I have been on this great stretch of epiphanies and realizations. To some, some of these may seem obvious, but to me it wasn't always so.
The universe has placed me exactly where I am supposed to be right now at this moment - Whatever I am doing, wherever I am, the place that I at is the sum total of every decision that I have ever made. Realizing this simple truth has allowed me to focus more fully on the moment (mindfulness). Recognizing that I may not be where I want to be, forces me to focus on making the right decisions today so that my next stop is where I want to be.

The universe gives us exactly what we need - the pain we feel is when we refuse to accept that. I realize now that I was unhappy in my marriage. I would have continued down that path until the day that I died, but the universe gave me exactly what I need. The pain I felt was in my rejection of the gift from the universe. 
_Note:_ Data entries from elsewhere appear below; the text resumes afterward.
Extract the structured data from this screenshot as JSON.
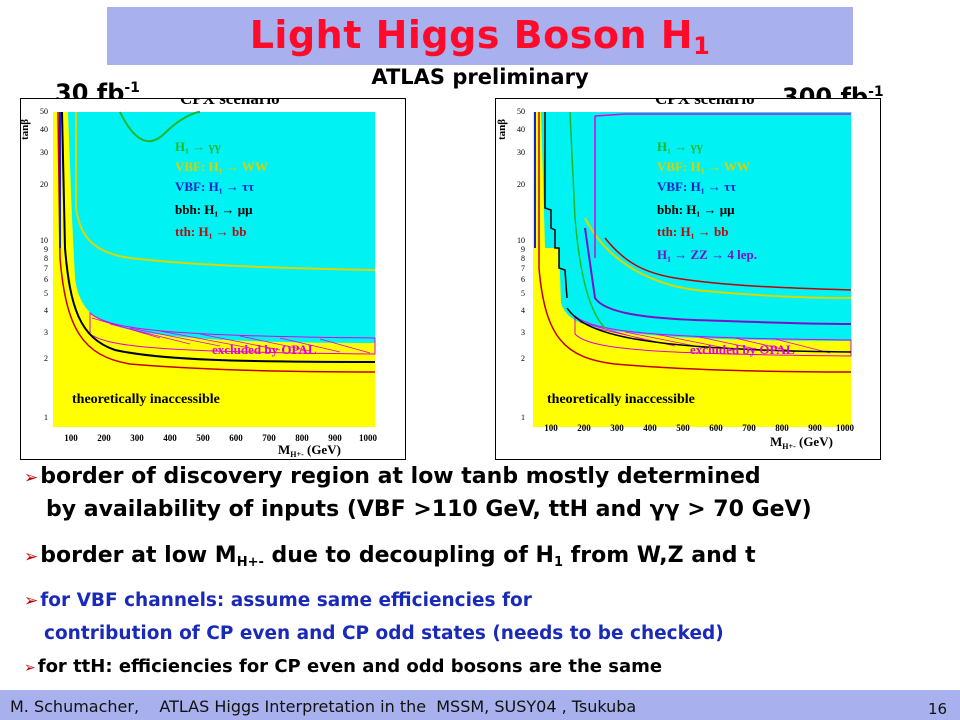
{
  "slide": {
    "title": "Light Higgs Boson H",
    "title_subscript": "1",
    "subtitle": "ATLAS preliminary",
    "lumi_left": "30 fb",
    "lumi_right": "300 fb",
    "lumi_exp": "-1"
  },
  "plots": {
    "scenario": "CPX scenario",
    "ylabel": "tanβ",
    "xlabel": "M",
    "xlabel_sub": "H+-",
    "xlabel_unit": "(GeV)",
    "xticks": [
      "100",
      "200",
      "300",
      "400",
      "500",
      "600",
      "700",
      "800",
      "900",
      "1000"
    ],
    "yticks": [
      "1",
      "2",
      "3",
      "4",
      "5",
      "6",
      "7",
      "8",
      "9",
      "10",
      "20",
      "30",
      "40",
      "50"
    ],
    "region_inaccessible": "theoretically inaccessible",
    "region_excluded": "excluded by OPAL",
    "legend": [
      {
        "text": "H₁ → γγ",
        "color": "#1fb82a"
      },
      {
        "text": "VBF: H₁ → WW",
        "color": "#e0d000"
      },
      {
        "text": "VBF: H₁ → ττ",
        "color": "#1424c8"
      },
      {
        "text": "bbh: H₁ → μμ",
        "color": "#000000"
      },
      {
        "text": "tth: H₁ → bb",
        "color": "#b01010"
      },
      {
        "text": "H₁ → ZZ → 4 lep.",
        "color": "#7a10c8"
      }
    ]
  },
  "bullets": {
    "b1_line1": "border of discovery region at low tanb mostly determined",
    "b1_line2": "by availability of inputs (VBF >110 GeV, ttH and γγ > 70 GeV)",
    "b2_pre": "border at low M",
    "b2_sub": "H+-",
    "b2_post": " due to decoupling of H",
    "b2_sub2": "1",
    "b2_end": " from W,Z and t",
    "b3_line1": "for VBF channels: assume same efficiencies for",
    "b3_line2": "contribution of CP even and CP odd states (needs to be checked)",
    "b4": "for ttH: efficiencies for CP even and odd bosons are the same"
  },
  "footer": {
    "text": "M. Schumacher,    ATLAS Higgs Interpretation in the  MSSM, SUSY04 , Tsukuba",
    "page": "16"
  },
  "colors": {
    "title": "#ff0a2a",
    "bar": "#a8b0ee",
    "cyan": "#00f2f2",
    "yellow": "#ffff00",
    "arrow": "#c00000",
    "blue_text": "#1a2ab8"
  }
}
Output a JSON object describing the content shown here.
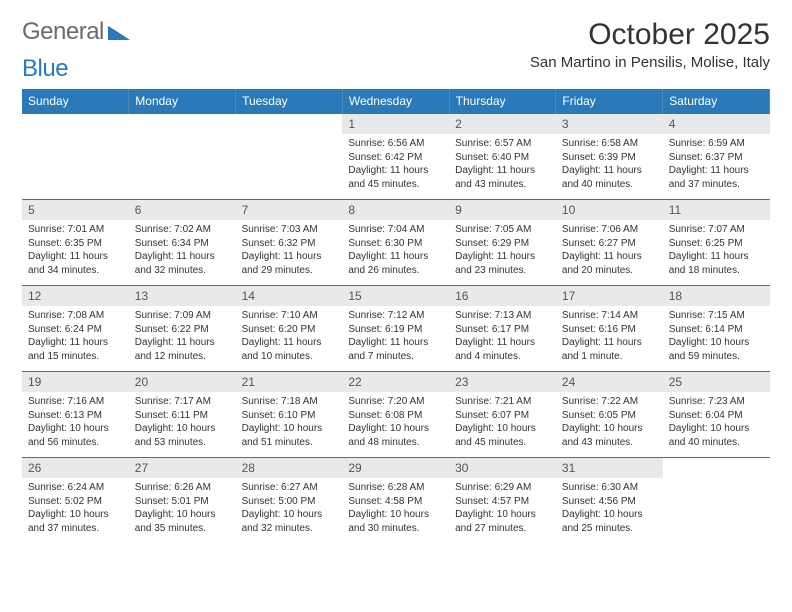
{
  "brand": {
    "general": "General",
    "blue": "Blue"
  },
  "header": {
    "month": "October 2025",
    "location": "San Martino in Pensilis, Molise, Italy"
  },
  "dayNames": [
    "Sunday",
    "Monday",
    "Tuesday",
    "Wednesday",
    "Thursday",
    "Friday",
    "Saturday"
  ],
  "colors": {
    "headerBg": "#2a7ab9",
    "headerText": "#ffffff",
    "dayNumBg": "#e9e9e9",
    "dayNumText": "#555555",
    "bodyText": "#333333",
    "rule": "#2a7ab9"
  },
  "weeks": [
    [
      {
        "n": "",
        "sr": "",
        "ss": "",
        "dl": ""
      },
      {
        "n": "",
        "sr": "",
        "ss": "",
        "dl": ""
      },
      {
        "n": "",
        "sr": "",
        "ss": "",
        "dl": ""
      },
      {
        "n": "1",
        "sr": "Sunrise: 6:56 AM",
        "ss": "Sunset: 6:42 PM",
        "dl": "Daylight: 11 hours and 45 minutes."
      },
      {
        "n": "2",
        "sr": "Sunrise: 6:57 AM",
        "ss": "Sunset: 6:40 PM",
        "dl": "Daylight: 11 hours and 43 minutes."
      },
      {
        "n": "3",
        "sr": "Sunrise: 6:58 AM",
        "ss": "Sunset: 6:39 PM",
        "dl": "Daylight: 11 hours and 40 minutes."
      },
      {
        "n": "4",
        "sr": "Sunrise: 6:59 AM",
        "ss": "Sunset: 6:37 PM",
        "dl": "Daylight: 11 hours and 37 minutes."
      }
    ],
    [
      {
        "n": "5",
        "sr": "Sunrise: 7:01 AM",
        "ss": "Sunset: 6:35 PM",
        "dl": "Daylight: 11 hours and 34 minutes."
      },
      {
        "n": "6",
        "sr": "Sunrise: 7:02 AM",
        "ss": "Sunset: 6:34 PM",
        "dl": "Daylight: 11 hours and 32 minutes."
      },
      {
        "n": "7",
        "sr": "Sunrise: 7:03 AM",
        "ss": "Sunset: 6:32 PM",
        "dl": "Daylight: 11 hours and 29 minutes."
      },
      {
        "n": "8",
        "sr": "Sunrise: 7:04 AM",
        "ss": "Sunset: 6:30 PM",
        "dl": "Daylight: 11 hours and 26 minutes."
      },
      {
        "n": "9",
        "sr": "Sunrise: 7:05 AM",
        "ss": "Sunset: 6:29 PM",
        "dl": "Daylight: 11 hours and 23 minutes."
      },
      {
        "n": "10",
        "sr": "Sunrise: 7:06 AM",
        "ss": "Sunset: 6:27 PM",
        "dl": "Daylight: 11 hours and 20 minutes."
      },
      {
        "n": "11",
        "sr": "Sunrise: 7:07 AM",
        "ss": "Sunset: 6:25 PM",
        "dl": "Daylight: 11 hours and 18 minutes."
      }
    ],
    [
      {
        "n": "12",
        "sr": "Sunrise: 7:08 AM",
        "ss": "Sunset: 6:24 PM",
        "dl": "Daylight: 11 hours and 15 minutes."
      },
      {
        "n": "13",
        "sr": "Sunrise: 7:09 AM",
        "ss": "Sunset: 6:22 PM",
        "dl": "Daylight: 11 hours and 12 minutes."
      },
      {
        "n": "14",
        "sr": "Sunrise: 7:10 AM",
        "ss": "Sunset: 6:20 PM",
        "dl": "Daylight: 11 hours and 10 minutes."
      },
      {
        "n": "15",
        "sr": "Sunrise: 7:12 AM",
        "ss": "Sunset: 6:19 PM",
        "dl": "Daylight: 11 hours and 7 minutes."
      },
      {
        "n": "16",
        "sr": "Sunrise: 7:13 AM",
        "ss": "Sunset: 6:17 PM",
        "dl": "Daylight: 11 hours and 4 minutes."
      },
      {
        "n": "17",
        "sr": "Sunrise: 7:14 AM",
        "ss": "Sunset: 6:16 PM",
        "dl": "Daylight: 11 hours and 1 minute."
      },
      {
        "n": "18",
        "sr": "Sunrise: 7:15 AM",
        "ss": "Sunset: 6:14 PM",
        "dl": "Daylight: 10 hours and 59 minutes."
      }
    ],
    [
      {
        "n": "19",
        "sr": "Sunrise: 7:16 AM",
        "ss": "Sunset: 6:13 PM",
        "dl": "Daylight: 10 hours and 56 minutes."
      },
      {
        "n": "20",
        "sr": "Sunrise: 7:17 AM",
        "ss": "Sunset: 6:11 PM",
        "dl": "Daylight: 10 hours and 53 minutes."
      },
      {
        "n": "21",
        "sr": "Sunrise: 7:18 AM",
        "ss": "Sunset: 6:10 PM",
        "dl": "Daylight: 10 hours and 51 minutes."
      },
      {
        "n": "22",
        "sr": "Sunrise: 7:20 AM",
        "ss": "Sunset: 6:08 PM",
        "dl": "Daylight: 10 hours and 48 minutes."
      },
      {
        "n": "23",
        "sr": "Sunrise: 7:21 AM",
        "ss": "Sunset: 6:07 PM",
        "dl": "Daylight: 10 hours and 45 minutes."
      },
      {
        "n": "24",
        "sr": "Sunrise: 7:22 AM",
        "ss": "Sunset: 6:05 PM",
        "dl": "Daylight: 10 hours and 43 minutes."
      },
      {
        "n": "25",
        "sr": "Sunrise: 7:23 AM",
        "ss": "Sunset: 6:04 PM",
        "dl": "Daylight: 10 hours and 40 minutes."
      }
    ],
    [
      {
        "n": "26",
        "sr": "Sunrise: 6:24 AM",
        "ss": "Sunset: 5:02 PM",
        "dl": "Daylight: 10 hours and 37 minutes."
      },
      {
        "n": "27",
        "sr": "Sunrise: 6:26 AM",
        "ss": "Sunset: 5:01 PM",
        "dl": "Daylight: 10 hours and 35 minutes."
      },
      {
        "n": "28",
        "sr": "Sunrise: 6:27 AM",
        "ss": "Sunset: 5:00 PM",
        "dl": "Daylight: 10 hours and 32 minutes."
      },
      {
        "n": "29",
        "sr": "Sunrise: 6:28 AM",
        "ss": "Sunset: 4:58 PM",
        "dl": "Daylight: 10 hours and 30 minutes."
      },
      {
        "n": "30",
        "sr": "Sunrise: 6:29 AM",
        "ss": "Sunset: 4:57 PM",
        "dl": "Daylight: 10 hours and 27 minutes."
      },
      {
        "n": "31",
        "sr": "Sunrise: 6:30 AM",
        "ss": "Sunset: 4:56 PM",
        "dl": "Daylight: 10 hours and 25 minutes."
      },
      {
        "n": "",
        "sr": "",
        "ss": "",
        "dl": ""
      }
    ]
  ]
}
Most times, our rejection of the gifts from the universe are rooted in our acceptance of and incorporation into our lives of other peoples expectations. We are raised to be certain ways, society expects certain things, religion demands certain behaviors, our roles (father/mother, sister/brother, husband/wife, worker/boss, son/daughter etc) all come with certain expectations. The sum of all of the expectations of others upon ourselves, dominate our thinking and actions. Often times, these are to our benefit, yet sometimes, not so much. Thus the pain.

By letting go of the expectations of others you really free yourself to accept the gifts (opportunities and lessons) that the universe is offering

It is up to each of us to forge our way in life, on our terms


----------